Yea, coming from the background assumption of "everything comes from the same thing", it seems more interesting to me that we have consciousness to experience, rather than the curiosity that we age and die. Age and death are phenomena we observe of ourselves, a thing that is constantly changing yet fundamentally the same thing.

It's a philosophical quirk, but it really depends on your existential and universal (philosophies / beliefs / religions). Things you must assume, basically, in order to make meaning from what is otherwise, pure logic (structural arrangement) and pure state (instances of that structure).

The idea that aging and death are undesirable is a complex phenomena to begin with. A rock does not care that the water slowly washes it away to shape it into a new form, yet humans have very discerning opinions on the matter across all phenomena they observe.
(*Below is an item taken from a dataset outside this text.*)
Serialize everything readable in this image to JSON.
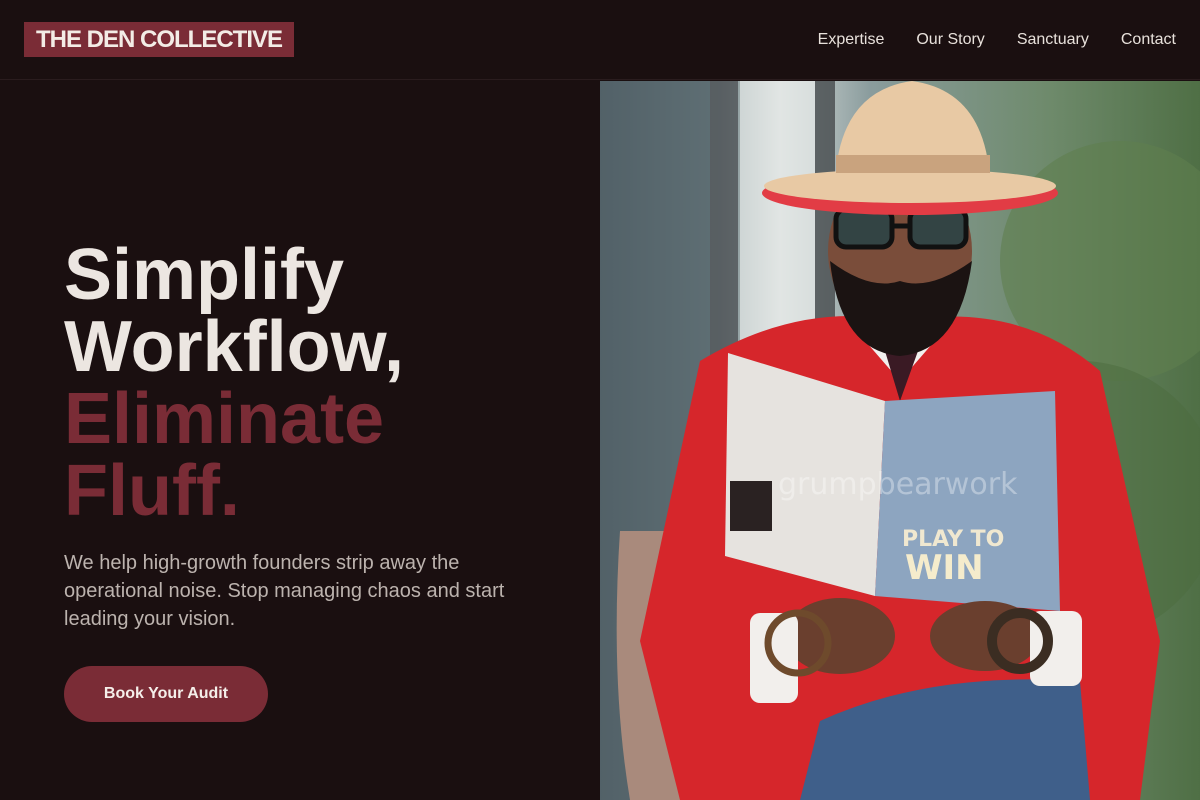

Every explanation humanity manufactures seems to have some bias.

>it seems more interesting to me that we have consciousness to experience,

Everything that is alive has some level of "consciousness" aka some ability to sense, detect, and adapt to it's environment. The idea that consciousness is "special" and "unqiue" is the big lie. If knowledge is unified, then that means the same is true for the universe, since what we call "knowledge" is in fact the universes structure directly. Like your hand, your car, etc. What we call "knowledge" is our representations (symbolic languages like math, english, etc). We confuse our symbols with reality.

It's not that knowledge is "provisional" (aka the structure of the universe is the truth, hence not provisional), it's that our current abstract representations of it is.